6.2. Appellante kan zich niet verenigen met dit besluit en stelt zich op het standpunt dat ook in dit besluit zonder deugdelijke motivering wordt afgeweken van de normtijden in de Beleidsregels voor verpleging. Zij voert daartoe samengevat het volgende aan. Ten tijde van de aanvraag in 2009 was appellante nog geen negen jaar oud en was geen sprake van een automatisme in de handelingen. Daarnaast heeft appellante op bepaalde momenten wel te maken met gedragsproblemen. CIZ heeft in het besluit niet meegenomen dat appellante op sommige dagen drie keer moet prikken om bloeddruppels te krijgen. Ook weigeren de bijgeleverde strippen regelmatig en in dat geval moet de procedure worden herhaald. Weliswaar neemt het bedienen van de insulinepomp misschien anderhalve minuut in beslag, maar de pomp kan niet worden bediend voordat de hoeveelheid koolhydraten is berekend. Voorts is de medisch adviseur eraan voorbij gegaan dat appellante in 2009 niet al vier jaar, maar nog slechts één jaar bekend was met de diagnose diabetes en dat pas in 2009 een insulinepomp is geplaatst. Appellante is niet in staat zelf de verantwoordelijkheid te dragen voor de noodzakelijke verpleegkundige handelingen. De visie van de medisch adviseur dat een kind, dat is geboren in een gedigitaliseerde wereld, in deze tijd kan omgaan met een insulinepomp kan niet worden gevolgd. Verder gaat de medisch adviseur er ten onrechte van uit dat geen overleg met de diabetesverpleegkundige plaatsvindt.

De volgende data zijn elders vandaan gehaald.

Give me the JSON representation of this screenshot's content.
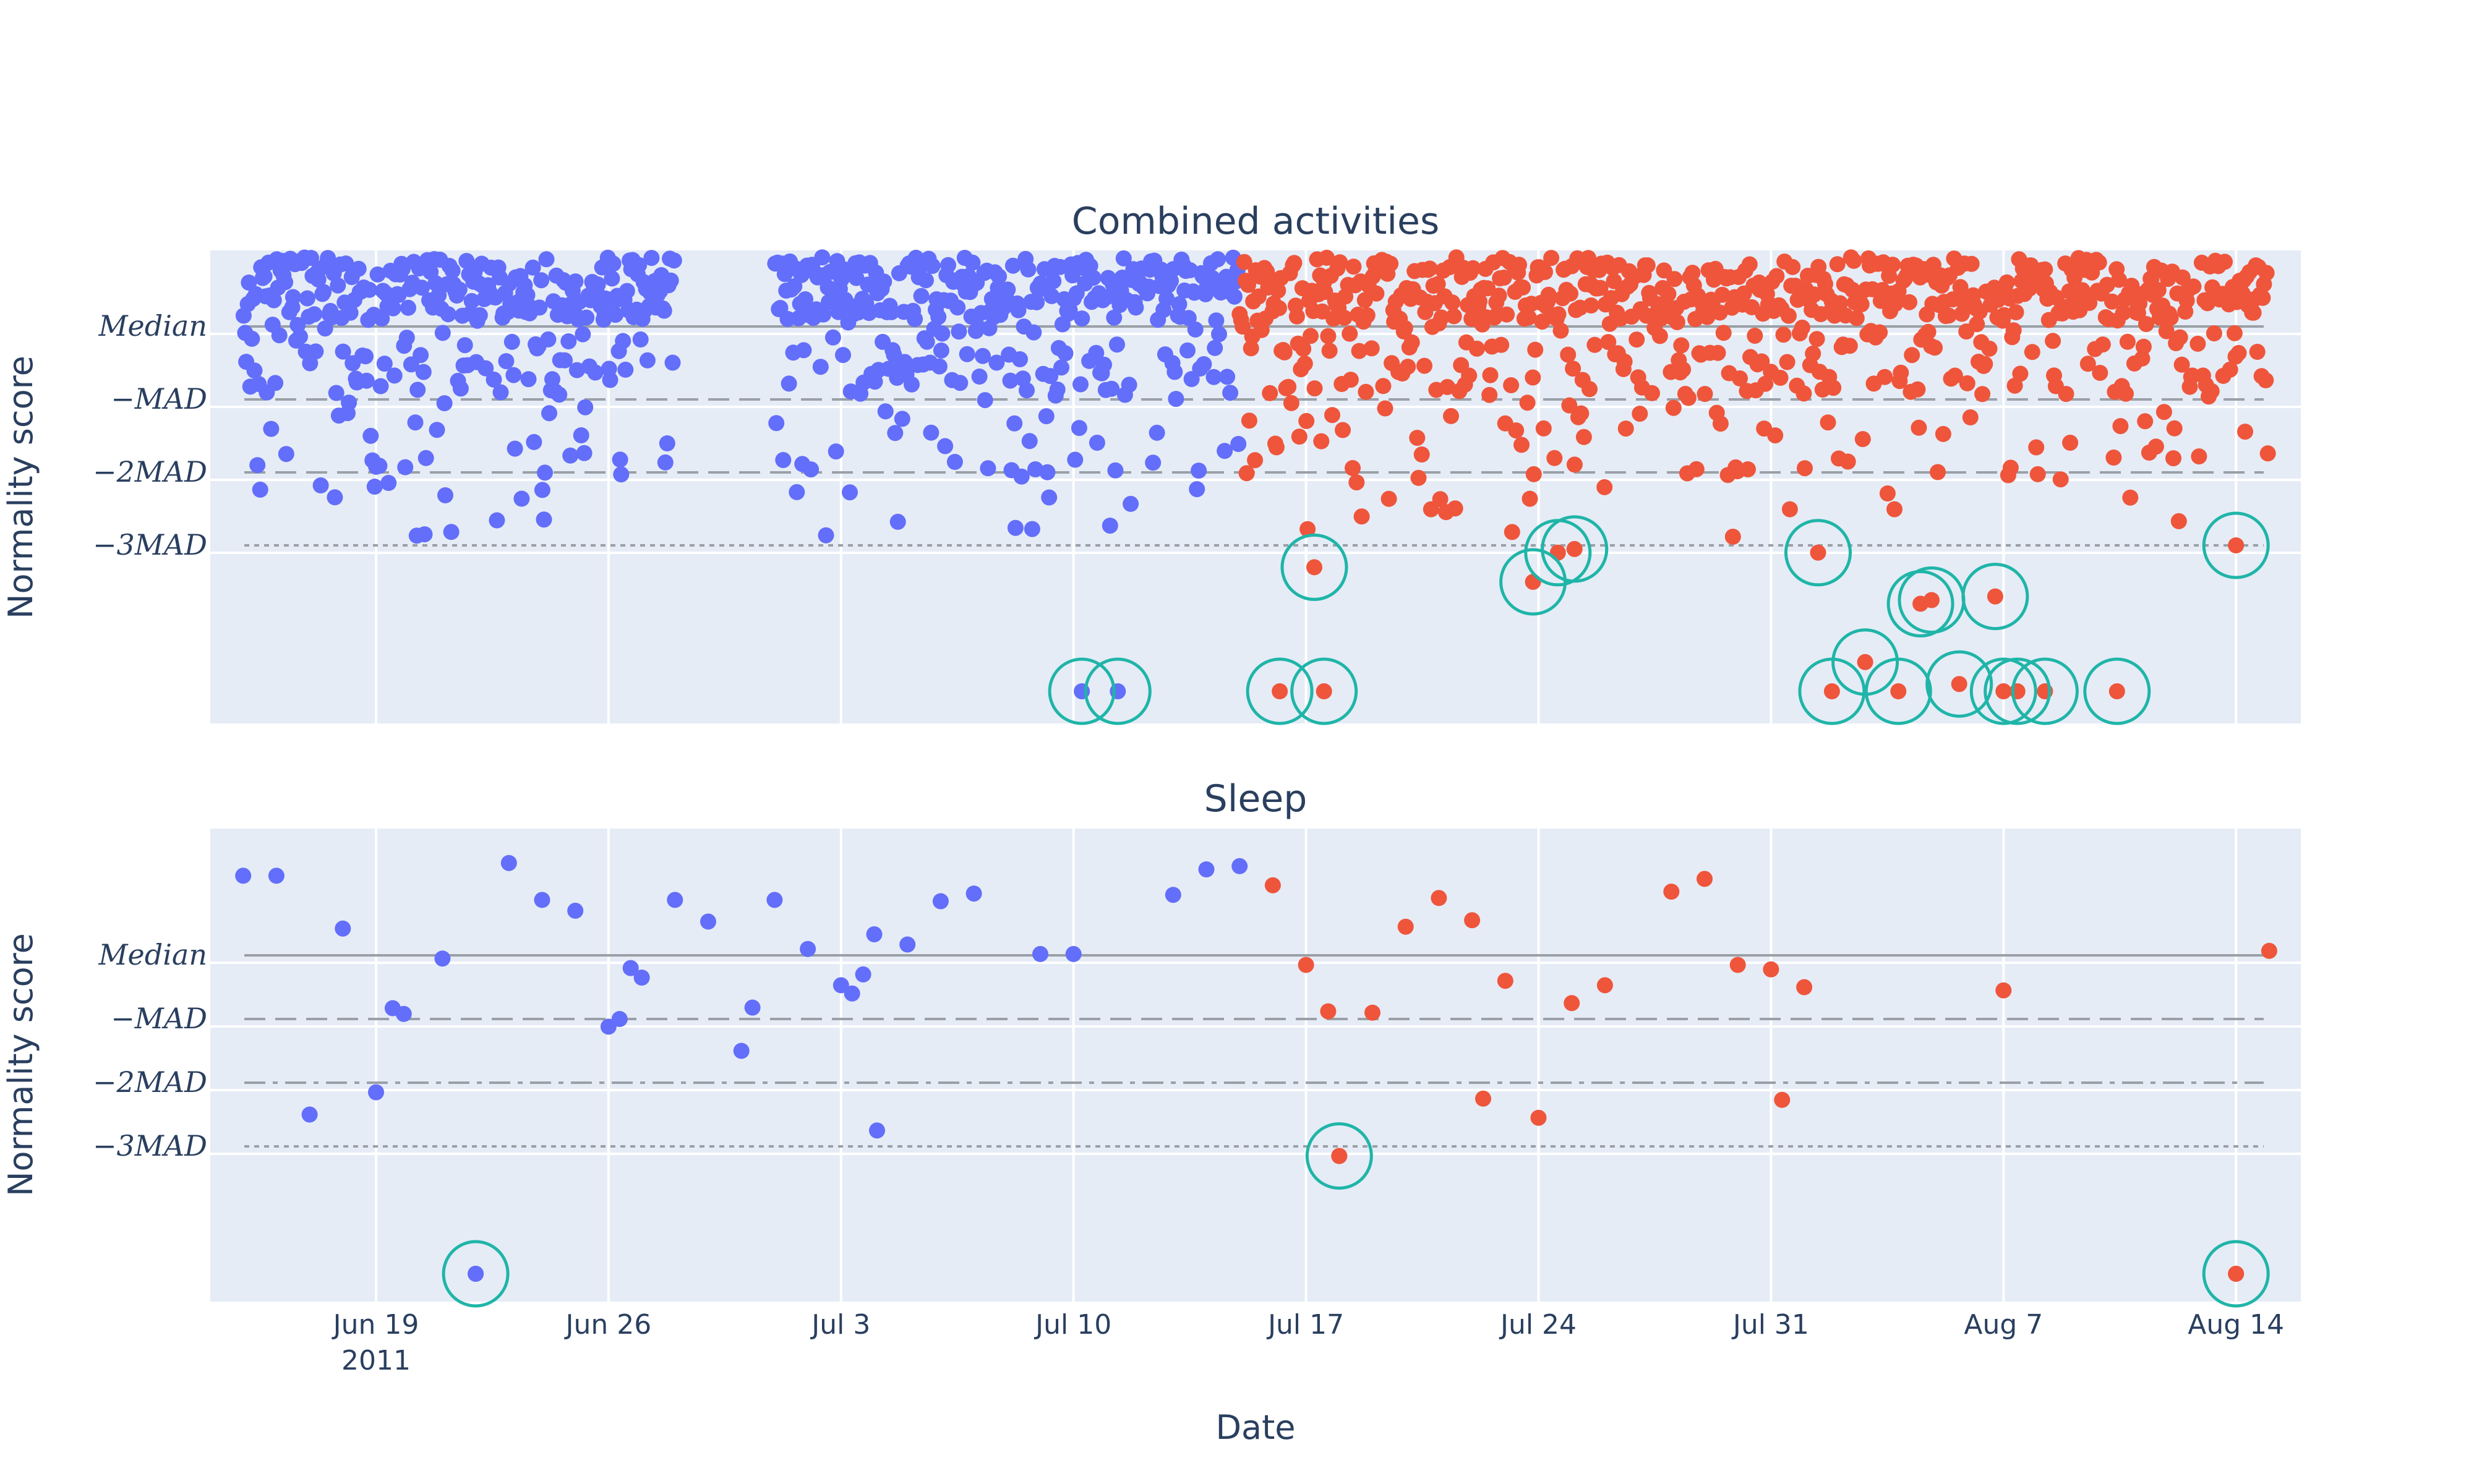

6.3. CIZ heeft ook in het besluit van 3 augustus 2011 geen deugdelijke motivering gegeven voor de door haar gehanteerde tijden voor verpleging in de periode hier in geding. Gezien de onder 6.2 weergegeven gronden alsmede de rapportage van 2 maart 2011 van Van Amelsfoort, bestaat grond voor het oordeel dat deze tijden niet aansluiten op de feitelijk noodzakelijke tijd voor verpleging in het geval van appellante. Voorts is bij de vaststelling van de benodigde verpleging het berekenen van de hoeveelheid koolhydraten ten onrechte niet meegenomen, aangezien deze zorg onlosmakelijk is verbonden met het meten van de bloedsuikerwaarden en toedienen van insuline en daarom als verpleging moet worden aangemerkt. Voorts kan deze zorg niet als gebruikelijk worden aangemerkt.

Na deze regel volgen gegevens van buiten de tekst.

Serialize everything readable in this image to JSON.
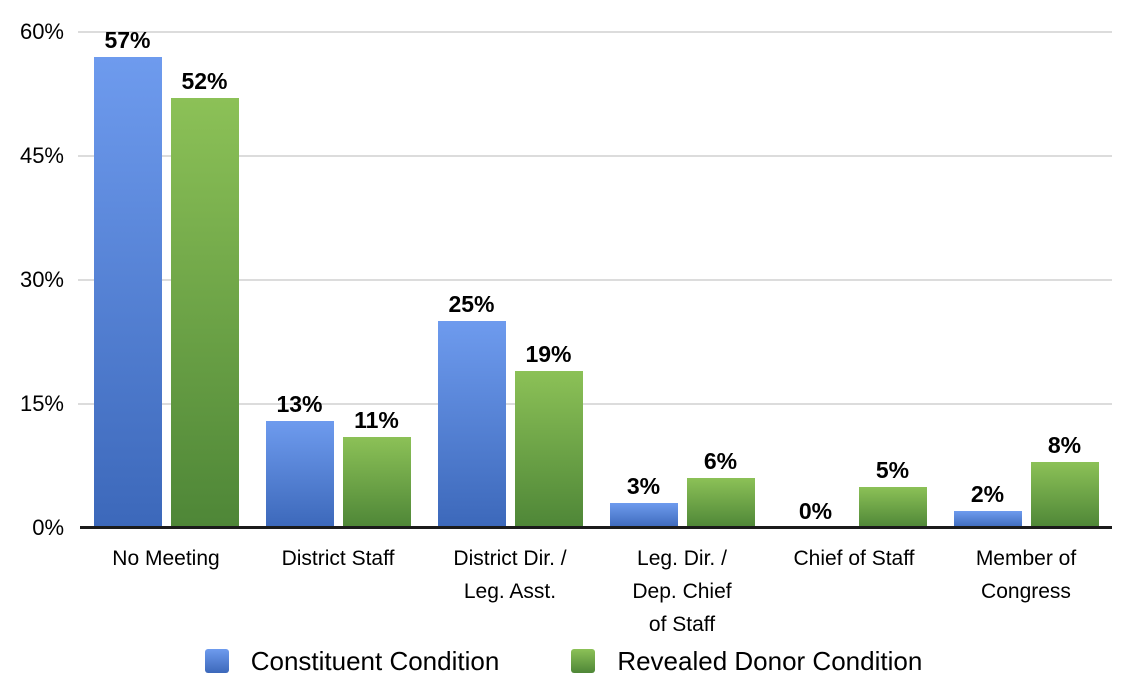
{
  "chart_data": {
    "type": "bar",
    "title": "",
    "categories": [
      "No Meeting",
      "District Staff",
      "District Dir. /\nLeg. Asst.",
      "Leg. Dir. /\nDep. Chief\nof Staff",
      "Chief of Staff",
      "Member of\nCongress"
    ],
    "series": [
      {
        "name": "Constituent Condition",
        "values": [
          57,
          13,
          25,
          3,
          0,
          2
        ],
        "color_top": "#6E9BEE",
        "color_bottom": "#3C68BA"
      },
      {
        "name": "Revealed Donor Condition",
        "values": [
          52,
          11,
          19,
          6,
          5,
          8
        ],
        "color_top": "#8CC157",
        "color_bottom": "#4E8637"
      }
    ],
    "value_suffix": "%",
    "value_labels_visible": true,
    "grid": true,
    "legend_position": "bottom",
    "y_axis": {
      "min": 0,
      "max": 60,
      "ticks": [
        {
          "label": "0%",
          "value": 0
        },
        {
          "label": "15%",
          "value": 15
        },
        {
          "label": "30%",
          "value": 30
        },
        {
          "label": "45%",
          "value": 45
        },
        {
          "label": "60%",
          "value": 60
        }
      ]
    }
  },
  "colors": {
    "background": "#ffffff",
    "gridline": "#dcdcdc",
    "axis": "#1b1b1b",
    "text": "#000000"
  }
}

6.4. De Raad gaat ervan uit dat het overzicht, gevoegd bij de beroepsgronden van 20 juli 2011, een juiste weergave is van de benodigde tijden voor het bloedsuiker prikken (vijf minuten) en het toedienen van insuline en het berekenen van de hoeveelheid koolhydraten (tien minuten). Hierbij wordt in aanmerking genomen dat namens CIZ ter zitting is gesteld dat het niet onredelijk is om uit te gaan van een totale tijd van vijftien minuten, indien het berekenen van de koolhydraten daarbij wordt meegenomen.

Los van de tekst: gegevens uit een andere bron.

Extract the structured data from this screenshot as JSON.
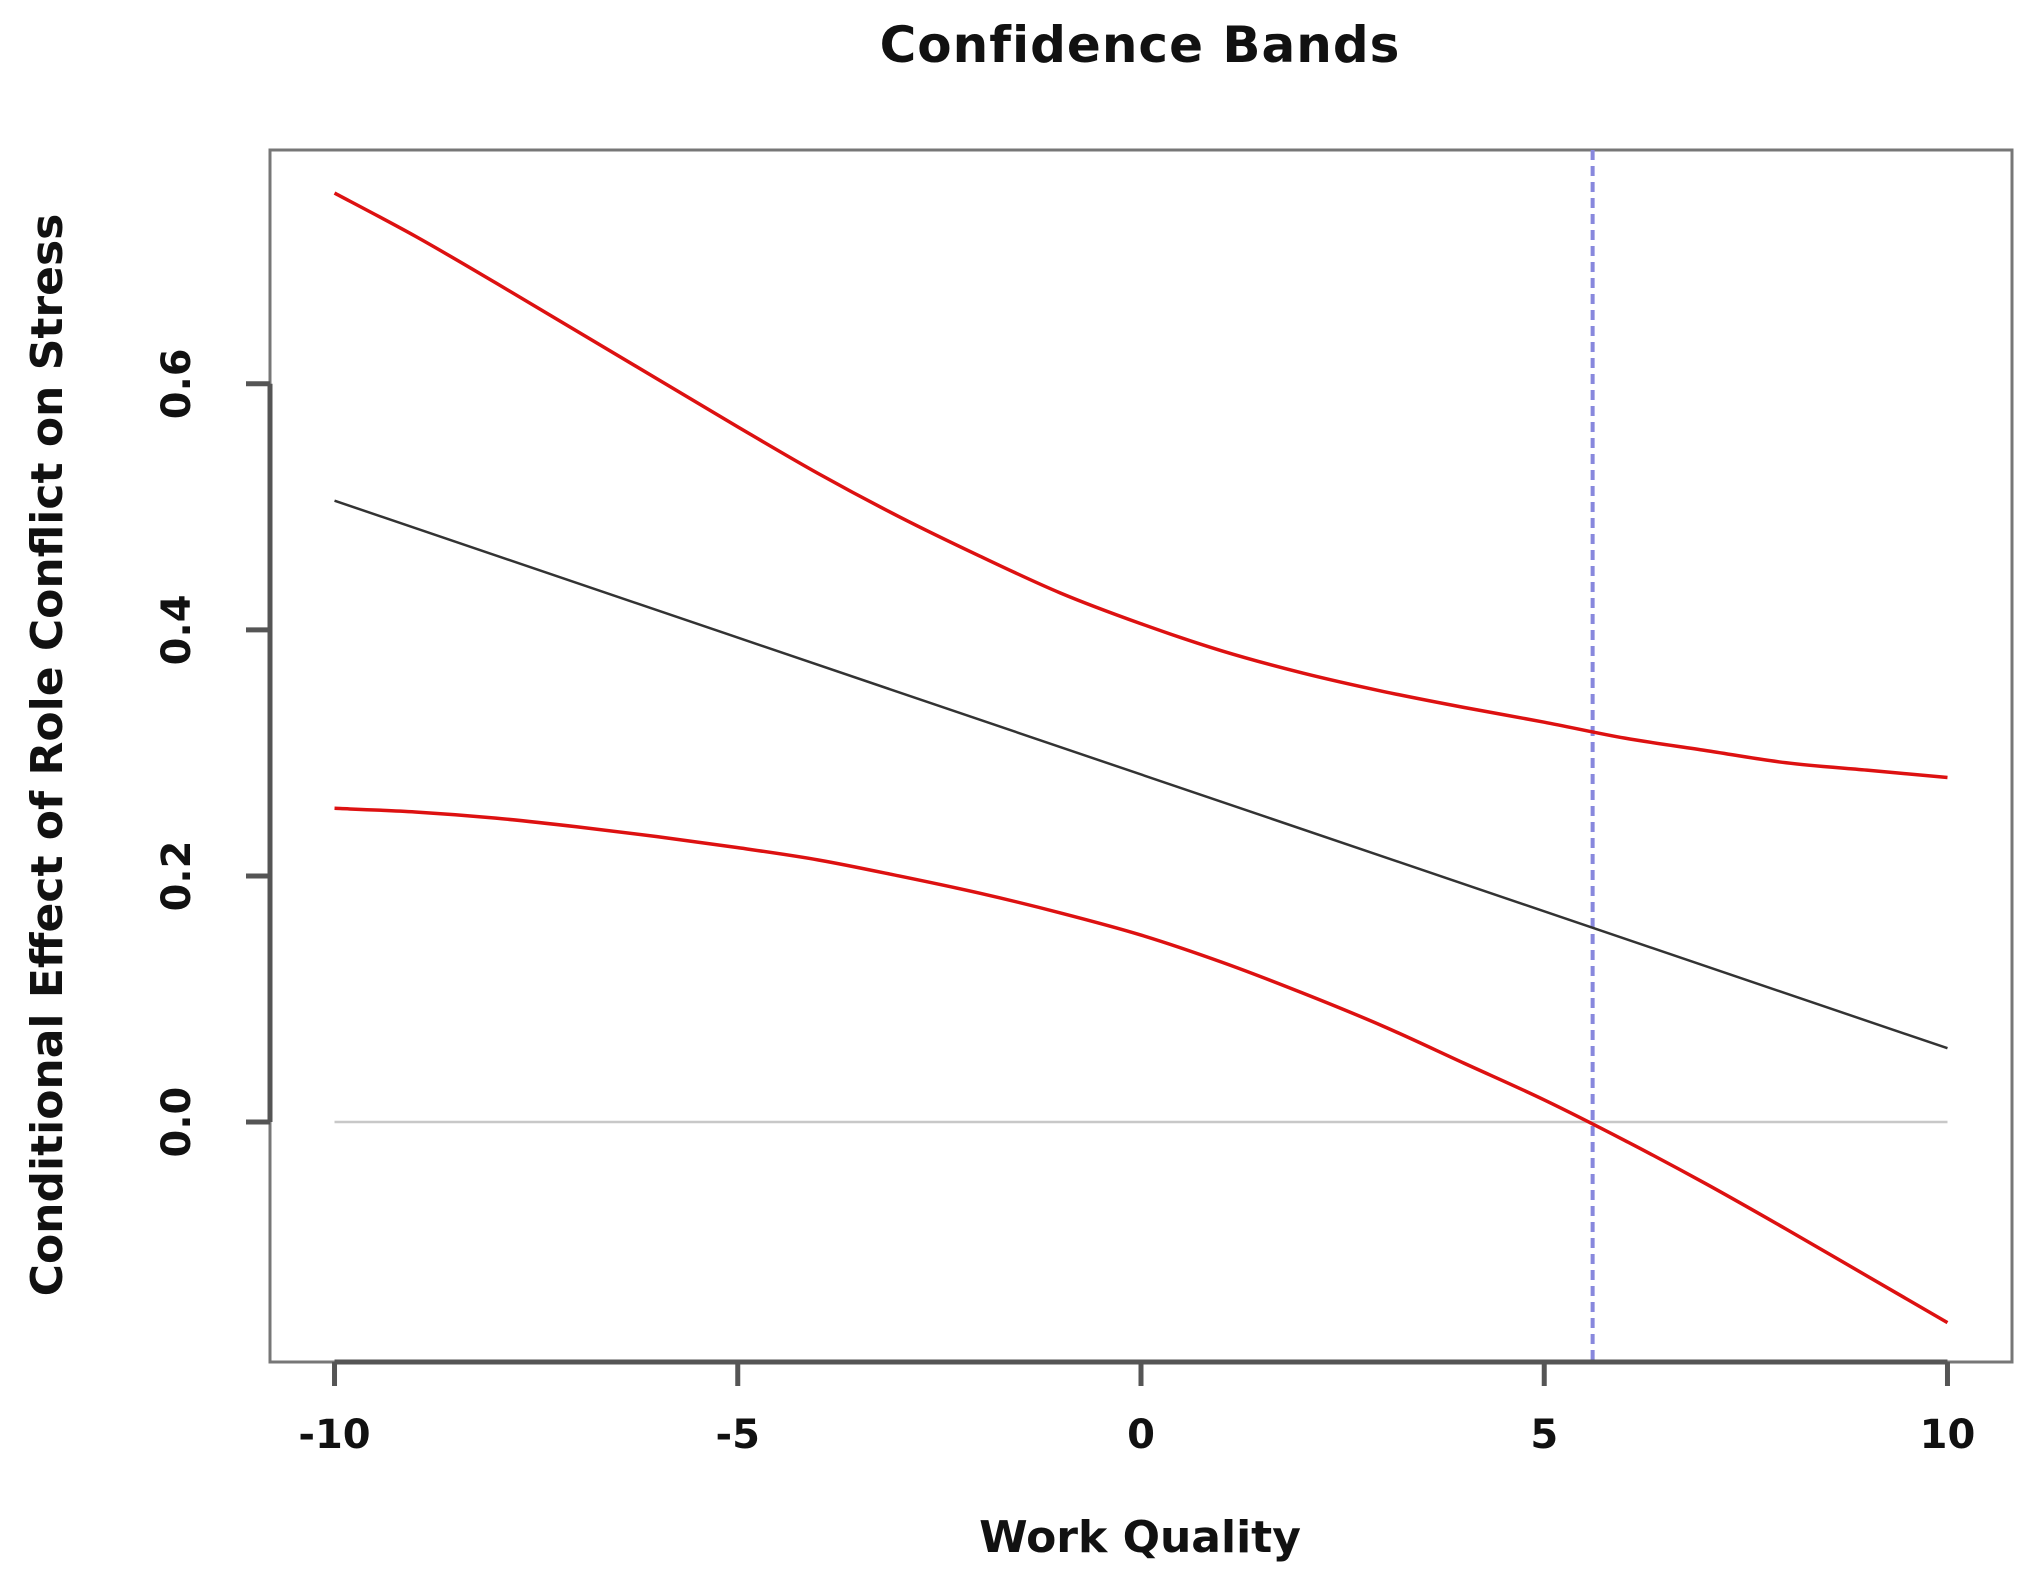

6.5. Het voorgaande leidt tot het oordeel dat het besluit van 3 augustus 2011 niet in stand kan blijven wegens strijd met artikel 7:12, eerste lid, van de Awb. De Raad beschikt over onvoldoende gegevens om te bepalen dat de rechtsgevolgen van het besluit in stand kunnen blijven of om zelf in de zaak voorzien. Op basis van de gedingstukken kan de Raad thans niet vaststellen wat de omvang van de indicatie voor verpleging is indien daarbij de samenvallende zorgmomenten in aanmerking worden genomen. Gelet op het belang om tot een finale beslechting van het geschil te komen ziet de Raad aanleiding om met toepassing van artikel 21, zesde lid, van de Beroepswet CIZ op te dragen een nieuwe beslissing op bezwaar te nemen overeenkomstig hetgeen in deze tussenuitspraak is overwogen.
BESLISSING
De Centrale Raad van Beroep draagt CIZ op om binnen zes weken na verzending van deze tussenuitspraak het gebrek in het besluit van 3 augustus 2011 te herstellen met inachtneming van wat in deze tussenuitspraak is overwogen.
Deze uitspraak is gedaan door R.M. van Male als voorzitter en G.M.T. Berkel-Kikkert en W.H. Bel als leden, in tegenwoordigheid van P.J.M. Crombach als griffier. De beslissing is uitgesproken in het openbaar op 15 mei 2013.